A peer-reviewed study of 424 adults has identified a specific thinking pattern — not a disease, not a genetic risk factor — as a measurable driver of cognitive decline. Most people do it every day, without knowing.
Think about last week.
What took up the most space in your mind?
A problem you solved? Something you built? Or — something that’s already over, can’t be changed, but somehow never closes?
If it’s the third one, this article is about you.

The number of negative thoughts reduces brain performance
BMC Psychiatry (Ye et al., 2025) studied 424 community-dwelling adults aged 60 and over.
Researchers measured two things.
First: repetitive negative thinking — the tendency to replay past events, rehearse future threats, and stay locked in a mental loop that produces nothing, resolves nothing, and stops for no one.
Second: cognitive function — memory, attention, executive function, visuospatial ability, abstract reasoning.
After adjusting for age, education, income, occupation, marital status, living arrangement, and number of hobbies:
The higher the repetitive negative thinking, the lower the cognitive performance.
This is a correlation, not a proven causal chain. The researchers are clear about that.
But the direction is consistent. And the mechanism is becoming harder to dismiss.
The brain isn’t doing this by mistake
This is where most science coverage stops too early.
Repetitive negative thinking — RNT in the clinical literature — is not a character flaw. Not weakness. Not pessimism.
RNT is a transdiagnostic process: the common underlying mechanism across depression, anxiety disorders, sleep disorders, PTSD, and at least thirteen other recognized psychological conditions. The content differs — the depressed person replays the past, the anxious person rehearses the future. But the structure is identical: repetitive, unproductive, resource-consuming, impossible to close.
Why does the brain do this? Because the threat file never gets marked resolved.
When the brain solves a threat, it closes the loop. When it can’t — or when it isn’t sure whether the threat is real — it keeps the file open. Allocates resources. Processes again. Processes again.
The problem: in modern life, threats almost never formally close. An email goes unanswered. A meeting ends badly. A word lands wrong. The brain holds these files open.
And open files consume space in a system with limits.
.
.
This is where it gets uncomfortable
The least discussed finding in this study is the subgroup analysis.
In adults aged 60–79, the negative association between RNT and cognitive function was statistically significant.
In adults aged 80–90, it was not.
At first glance, that sounds reassuring.
It isn’t.
The researchers’ interpretation: by age 80, brain aging has progressed to the point where the RNT signal can no longer be isolated. The relationship didn’t disappear — it became invisible because the ground had already shifted.
In other words:
The window where intervention could still matter isn’t in your 80s. It’s in your 60s and 70s.
Clinical attention tends to concentrate on the period when decline becomes visible.
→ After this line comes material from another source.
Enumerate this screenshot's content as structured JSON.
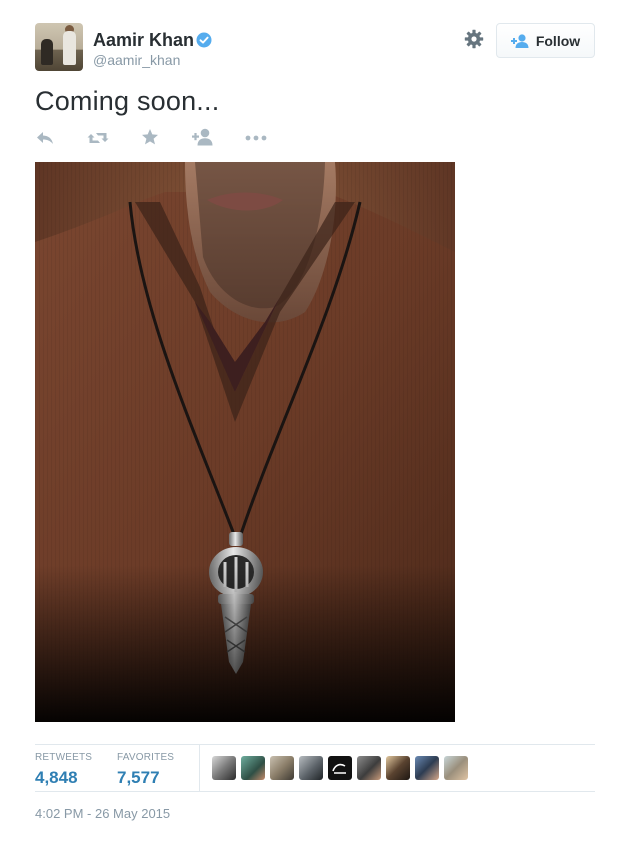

But the data points to the critical period being earlier — when risk is accumulating but the fall hasn’t started yet.
Prevention doesn’t begin after symptoms appear.
139 million people. And we’re still asking the wrong question.
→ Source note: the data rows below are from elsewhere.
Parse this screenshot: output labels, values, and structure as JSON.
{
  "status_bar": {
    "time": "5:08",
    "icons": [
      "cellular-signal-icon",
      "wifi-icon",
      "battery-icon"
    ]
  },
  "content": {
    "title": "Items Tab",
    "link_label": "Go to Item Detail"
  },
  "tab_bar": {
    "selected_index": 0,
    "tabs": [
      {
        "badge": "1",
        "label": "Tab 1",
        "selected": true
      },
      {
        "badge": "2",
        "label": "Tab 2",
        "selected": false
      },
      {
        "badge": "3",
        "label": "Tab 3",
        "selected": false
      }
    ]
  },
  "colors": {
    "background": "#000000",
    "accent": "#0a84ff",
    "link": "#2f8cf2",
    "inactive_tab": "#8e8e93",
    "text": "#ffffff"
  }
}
55 million people currently live with dementia worldwide. By 2050, that number is projected to reach 139 million. China alone faces an estimated $1.89 trillion in annual dementia costs by mid-century.
There is no drug that stops or reverses dementia progression.
The only available leverage point is prevention.
And yet, among the modifiable risk factors being discussed at scale — exercise, diet, sleep, cardiovascular health — repetitive negative thinking is almost entirely absent from the conversation.
These other factors are legitimate. They matter. And they are incomplete, because they leave mental habits out of the equation.
RNT is not fixed. It is not a permanent feature of personality or aging. Cognitive-behavioral approaches targeting rumination, mindfulness-based interventions, and metacognitive training all have evidence bases for reducing it.
The study’s authors make a direct recommendation: RNT assessment should be incorporated into routine health screenings for older adults.
Like blood pressure. Like blood glucose.
A measurable cognitive risk factor, treated as one.
The question your brain won’t let go of
The brain converts the patterns it repeats into infrastructure.
Problems solved, things created, questions pursued with curiosity — these become infrastructure.
So do loops that never close.
The architecture being built right now, today, in the minutes between meetings and the hours before sleep — you won’t see the result of it this year. You’ll see it a decade from now.
What is your mind returning to most, when you give it no direction — and what kind of brain is that building?